There is something in me that still wants life to work out exactly the way I want. When it does not, I either scramble to fix it or try to soothe myself with distractions. I find myself longing for some ultimate answer that will make me happy, successful, and at peace...a magic formula, a hidden fountain, a shortcut to paradise. Yet the more I search for ease, the more I discover it does not exist. What I truly resist is the struggle, the frustration, and the obedience to God that requires endurance. I want the outcome without the process. I want the peace without the perseverance. This is the oldest temptation in the book, sin’s invitation to bypass trust in God for my own comfort.

M. Scott Peck was right when he wrote, “Life is difficult. This is a great truth, one of the greatest truths… once we truly understand and accept it, then life is no longer difficult… because once it is accepted, the fact that life is difficult no longer matters.” Scripture affirms this in its own way. The psalmist cried, “Remember, Lord, how your servant has been mocked… the taunts with which your enemies have mocked every step of your anointed one” (Psalm 89:50-51). The Bible does not promise that the path will be smooth; it promises that God will be faithful on the rough path.

The irony is that the moment I stop resisting the reality that life is hard, I discover the strength to live it well. When I submit to God’s way instead of trying to establish my own (Romans 10:3-4), trusting Him becomes desirable rather than something I must be forced into. I am created for dependence on Him, and I am at my best when I accept that truth and live in it.

Paul learned this when he wrote, “Three times I pleaded with the Lord to take it away from me. But he said to me, ‘My grace is sufficient for you, for my power is made perfect in weakness’… For when I am weak, then I am strong” (2 Corinthians 12:7-10). That is the paradox of the Christian life; strength comes not from making life easier but from embracing the difficulty and letting God’s grace carry me through it.

The only way life gets easier is when I stop expecting it to be easy.

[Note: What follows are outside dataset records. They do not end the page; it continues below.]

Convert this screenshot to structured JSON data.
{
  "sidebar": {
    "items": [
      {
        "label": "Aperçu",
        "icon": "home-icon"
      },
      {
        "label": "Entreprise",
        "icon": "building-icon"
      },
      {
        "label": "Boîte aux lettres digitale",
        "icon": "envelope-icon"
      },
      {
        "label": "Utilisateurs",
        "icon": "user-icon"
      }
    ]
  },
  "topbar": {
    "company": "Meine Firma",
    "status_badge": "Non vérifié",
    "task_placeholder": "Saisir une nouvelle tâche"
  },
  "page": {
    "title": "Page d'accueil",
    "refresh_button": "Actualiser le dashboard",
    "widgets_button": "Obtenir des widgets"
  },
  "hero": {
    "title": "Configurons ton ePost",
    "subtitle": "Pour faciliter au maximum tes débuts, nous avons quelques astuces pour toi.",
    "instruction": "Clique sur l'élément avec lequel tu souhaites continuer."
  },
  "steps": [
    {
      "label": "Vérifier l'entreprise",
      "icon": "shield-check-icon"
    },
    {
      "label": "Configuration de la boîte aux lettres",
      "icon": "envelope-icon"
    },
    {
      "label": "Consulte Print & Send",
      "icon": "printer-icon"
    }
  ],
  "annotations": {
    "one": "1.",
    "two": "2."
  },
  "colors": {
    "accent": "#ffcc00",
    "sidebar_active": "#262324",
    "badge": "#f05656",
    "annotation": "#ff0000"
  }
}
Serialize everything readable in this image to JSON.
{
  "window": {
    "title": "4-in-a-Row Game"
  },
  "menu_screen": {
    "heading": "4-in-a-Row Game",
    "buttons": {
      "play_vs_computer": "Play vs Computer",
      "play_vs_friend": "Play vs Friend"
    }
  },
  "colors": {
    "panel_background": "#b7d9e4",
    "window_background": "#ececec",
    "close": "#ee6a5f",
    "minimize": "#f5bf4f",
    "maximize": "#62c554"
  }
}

Once I accept that the hard road is the road, the weight of resentment and disappointment begins to lift. The struggle is no longer something to escape; it becomes the very place where God shapes me, strengthens me, and reveals His sufficiency.


8Three times I pleaded with the Lord to take it away from me. 9But he said to me, “My grace is sufficient for you, for my power is made perfect in weakness.” ... For when I am weak, then I am strong.